Measuring the pH of soil / soilless runoff
How to test the pH of your soil mix
Measuring the pH of soil is just as important as with hydro applications, but few people know how to test soil pH to see if it is within the optimum range for growing robust healthy plants. Here I will try to explain my method of testing any soil / soilless mix, enabling me to spot any problems and correct them if necessary.
Firstly, wait till your soil has dried out and is due for its next watering schedule. Then take some plain water that you usually water your garden with, and adjust the pH to 7.0. You must make sure that you know the exact pH of the water going into your soil, and the neutral 7.0 is best, but anywhere from 6.5 – 7.0 will suffice.
Then place your pot into a bowl of some sort to catch the runoff water, and then start to water your soil slowly (with your pH- corrected plain water) till the water starts to drip from the bottom. It’s the first drops of water that will give you the best reading of your soil, so make sure to water slowly till you see the first droplets. Then remove the pot from the bowl to eliminate excess water entering the bowl. Then perform the pH test on the runoff and compare it too your initial test.
The results of the runoff test will likely be lower than your starting value of 7.0. If this is the case, a small drop of 0.5 pH to 6.5 pH (example) would be ok and your soil needs no further alterations at the moment. But that’s not to say that it won’t need any future tests at all, just not at this time.
[Editor’s note: It may be beneficial to obtain an initial sample, as well as a ‘full flush’ sample in seperate bowls.

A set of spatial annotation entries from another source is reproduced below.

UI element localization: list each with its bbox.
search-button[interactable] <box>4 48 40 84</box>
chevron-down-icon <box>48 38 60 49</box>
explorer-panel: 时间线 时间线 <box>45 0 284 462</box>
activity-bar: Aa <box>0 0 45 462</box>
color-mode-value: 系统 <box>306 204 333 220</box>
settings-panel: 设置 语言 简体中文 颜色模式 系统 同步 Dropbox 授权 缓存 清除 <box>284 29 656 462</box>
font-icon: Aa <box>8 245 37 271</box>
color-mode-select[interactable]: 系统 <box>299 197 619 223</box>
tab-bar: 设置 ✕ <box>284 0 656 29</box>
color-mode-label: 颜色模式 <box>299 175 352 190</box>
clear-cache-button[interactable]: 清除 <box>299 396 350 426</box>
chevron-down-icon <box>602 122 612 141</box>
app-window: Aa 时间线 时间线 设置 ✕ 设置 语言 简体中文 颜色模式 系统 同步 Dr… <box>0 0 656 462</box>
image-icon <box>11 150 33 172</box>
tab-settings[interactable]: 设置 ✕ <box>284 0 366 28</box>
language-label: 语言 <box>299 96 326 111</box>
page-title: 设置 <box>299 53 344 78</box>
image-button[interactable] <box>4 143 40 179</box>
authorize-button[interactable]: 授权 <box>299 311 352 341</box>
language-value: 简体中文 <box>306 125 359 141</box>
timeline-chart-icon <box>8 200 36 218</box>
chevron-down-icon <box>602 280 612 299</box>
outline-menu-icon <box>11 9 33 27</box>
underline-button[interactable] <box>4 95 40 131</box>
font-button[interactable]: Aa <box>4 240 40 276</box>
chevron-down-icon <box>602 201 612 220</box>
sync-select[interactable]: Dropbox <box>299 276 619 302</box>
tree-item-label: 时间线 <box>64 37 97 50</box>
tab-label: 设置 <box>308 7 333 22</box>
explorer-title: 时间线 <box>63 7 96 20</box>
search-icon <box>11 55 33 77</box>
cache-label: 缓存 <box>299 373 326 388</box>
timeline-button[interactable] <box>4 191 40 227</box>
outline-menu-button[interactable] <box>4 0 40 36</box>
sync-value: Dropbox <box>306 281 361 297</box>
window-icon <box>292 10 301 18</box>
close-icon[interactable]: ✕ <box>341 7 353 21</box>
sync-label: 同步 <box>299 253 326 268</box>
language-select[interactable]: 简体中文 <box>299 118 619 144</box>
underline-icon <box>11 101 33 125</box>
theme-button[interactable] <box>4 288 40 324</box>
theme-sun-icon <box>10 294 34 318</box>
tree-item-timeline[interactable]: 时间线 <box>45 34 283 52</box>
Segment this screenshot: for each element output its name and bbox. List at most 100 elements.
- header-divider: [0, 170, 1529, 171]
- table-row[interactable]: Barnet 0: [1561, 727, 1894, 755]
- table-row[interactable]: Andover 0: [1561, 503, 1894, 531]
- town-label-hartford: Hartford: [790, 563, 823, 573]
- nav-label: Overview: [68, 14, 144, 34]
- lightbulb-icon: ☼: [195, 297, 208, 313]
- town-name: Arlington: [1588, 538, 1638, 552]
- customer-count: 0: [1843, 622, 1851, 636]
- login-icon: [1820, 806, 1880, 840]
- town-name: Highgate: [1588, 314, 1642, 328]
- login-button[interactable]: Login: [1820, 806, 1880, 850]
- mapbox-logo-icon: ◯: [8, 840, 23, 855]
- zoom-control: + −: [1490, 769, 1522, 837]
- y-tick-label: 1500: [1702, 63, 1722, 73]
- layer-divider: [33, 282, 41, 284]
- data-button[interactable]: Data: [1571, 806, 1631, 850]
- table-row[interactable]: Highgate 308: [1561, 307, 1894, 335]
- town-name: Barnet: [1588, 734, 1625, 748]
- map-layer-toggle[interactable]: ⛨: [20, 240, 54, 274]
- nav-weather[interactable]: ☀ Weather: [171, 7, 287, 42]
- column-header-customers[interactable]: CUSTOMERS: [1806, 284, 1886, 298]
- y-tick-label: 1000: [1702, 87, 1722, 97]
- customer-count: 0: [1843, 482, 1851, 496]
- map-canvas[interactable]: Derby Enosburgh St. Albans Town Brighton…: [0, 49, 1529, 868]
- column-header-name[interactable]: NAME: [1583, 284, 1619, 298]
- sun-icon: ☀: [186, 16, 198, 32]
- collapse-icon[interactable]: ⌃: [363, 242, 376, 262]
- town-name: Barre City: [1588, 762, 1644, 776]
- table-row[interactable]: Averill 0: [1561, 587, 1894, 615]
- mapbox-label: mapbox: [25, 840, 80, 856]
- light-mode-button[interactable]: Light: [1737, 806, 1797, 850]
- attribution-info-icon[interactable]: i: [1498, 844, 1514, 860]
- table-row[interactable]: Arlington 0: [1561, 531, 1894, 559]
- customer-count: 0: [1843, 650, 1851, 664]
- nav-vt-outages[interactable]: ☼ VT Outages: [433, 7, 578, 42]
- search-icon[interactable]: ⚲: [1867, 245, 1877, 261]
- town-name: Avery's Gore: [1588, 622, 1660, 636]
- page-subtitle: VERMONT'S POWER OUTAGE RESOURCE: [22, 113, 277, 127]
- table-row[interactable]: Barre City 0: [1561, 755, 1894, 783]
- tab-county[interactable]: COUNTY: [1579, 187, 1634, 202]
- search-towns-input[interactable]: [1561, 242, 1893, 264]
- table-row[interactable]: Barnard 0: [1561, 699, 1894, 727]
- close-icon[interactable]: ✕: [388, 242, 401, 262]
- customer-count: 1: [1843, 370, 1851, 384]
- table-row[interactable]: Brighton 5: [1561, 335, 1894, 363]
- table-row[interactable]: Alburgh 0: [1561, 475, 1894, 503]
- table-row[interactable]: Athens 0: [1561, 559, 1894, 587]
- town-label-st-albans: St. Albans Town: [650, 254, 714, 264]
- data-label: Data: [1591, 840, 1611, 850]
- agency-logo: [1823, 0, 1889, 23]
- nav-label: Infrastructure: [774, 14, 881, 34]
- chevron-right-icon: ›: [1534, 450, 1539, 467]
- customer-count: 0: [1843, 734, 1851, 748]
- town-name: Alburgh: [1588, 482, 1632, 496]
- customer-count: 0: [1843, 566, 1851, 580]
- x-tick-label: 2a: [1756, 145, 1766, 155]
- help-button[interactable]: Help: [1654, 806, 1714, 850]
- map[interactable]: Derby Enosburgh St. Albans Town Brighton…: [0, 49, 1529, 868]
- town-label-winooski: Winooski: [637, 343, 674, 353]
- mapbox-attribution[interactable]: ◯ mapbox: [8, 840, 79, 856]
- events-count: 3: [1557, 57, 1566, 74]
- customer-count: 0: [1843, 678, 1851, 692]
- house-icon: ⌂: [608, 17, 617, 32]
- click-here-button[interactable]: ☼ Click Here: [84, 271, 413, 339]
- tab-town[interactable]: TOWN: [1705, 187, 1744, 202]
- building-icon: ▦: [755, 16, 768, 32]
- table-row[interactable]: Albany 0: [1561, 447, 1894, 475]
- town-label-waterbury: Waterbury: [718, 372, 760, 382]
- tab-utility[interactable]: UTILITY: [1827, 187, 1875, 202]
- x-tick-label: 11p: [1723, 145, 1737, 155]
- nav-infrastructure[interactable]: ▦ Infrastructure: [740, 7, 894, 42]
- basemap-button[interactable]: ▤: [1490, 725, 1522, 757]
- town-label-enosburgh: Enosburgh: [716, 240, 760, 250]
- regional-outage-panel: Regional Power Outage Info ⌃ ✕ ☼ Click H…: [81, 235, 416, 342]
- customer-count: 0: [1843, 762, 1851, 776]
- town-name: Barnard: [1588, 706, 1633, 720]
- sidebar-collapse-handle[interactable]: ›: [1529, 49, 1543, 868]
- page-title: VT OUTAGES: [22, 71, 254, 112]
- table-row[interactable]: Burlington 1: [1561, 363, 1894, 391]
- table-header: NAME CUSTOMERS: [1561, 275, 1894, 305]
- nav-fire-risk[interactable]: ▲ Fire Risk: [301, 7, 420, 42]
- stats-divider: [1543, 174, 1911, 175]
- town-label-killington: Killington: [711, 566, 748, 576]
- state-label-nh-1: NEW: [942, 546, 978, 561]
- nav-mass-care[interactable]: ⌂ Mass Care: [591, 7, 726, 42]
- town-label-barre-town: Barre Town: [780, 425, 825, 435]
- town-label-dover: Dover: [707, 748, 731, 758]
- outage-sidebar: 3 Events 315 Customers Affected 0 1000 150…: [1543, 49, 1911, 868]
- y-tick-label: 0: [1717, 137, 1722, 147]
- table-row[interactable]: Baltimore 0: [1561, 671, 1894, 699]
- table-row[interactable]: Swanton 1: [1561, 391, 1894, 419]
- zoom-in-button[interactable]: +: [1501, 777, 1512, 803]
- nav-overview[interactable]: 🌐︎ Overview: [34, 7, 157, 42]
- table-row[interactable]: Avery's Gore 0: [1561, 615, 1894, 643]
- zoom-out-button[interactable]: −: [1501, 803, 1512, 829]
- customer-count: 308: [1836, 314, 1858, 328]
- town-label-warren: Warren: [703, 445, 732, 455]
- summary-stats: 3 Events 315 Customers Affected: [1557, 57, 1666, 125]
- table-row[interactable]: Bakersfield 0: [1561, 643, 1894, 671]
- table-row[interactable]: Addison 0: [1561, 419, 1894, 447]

In addition, test several plants in the garden just to verify your results]
What if the pH is off?
If your results prove to have dropped considerably, say to around 5.5 (which can happen in late stages of flowering), you will need to add some lime into your soil to help buffer the pH back up again.
Remove the first inch or so of soil, taking care not to damage any roots whilst performing this task. Then sprinkle the lime into the pot, nice and evenly at a rate of 1 teaspoon (5 ml) of lime per gallon of soil. Then replace the soil you removed earlier, and saturate the soil good to wash in the lime.
Do the same test next time your plants need watering just to check that everything is fine, if more lime needs to be added then just repeat the process again till you reach close to 6.5 – 7.0 with the runoff.
Ensuring that your pH is correct should be done throughout the life cycle; this will help eliminate any nutrient lockout that may occur. I recommend doing this once a month just to keep the PH in check, and you should never have a problem with deficiencies caused by pH lockout.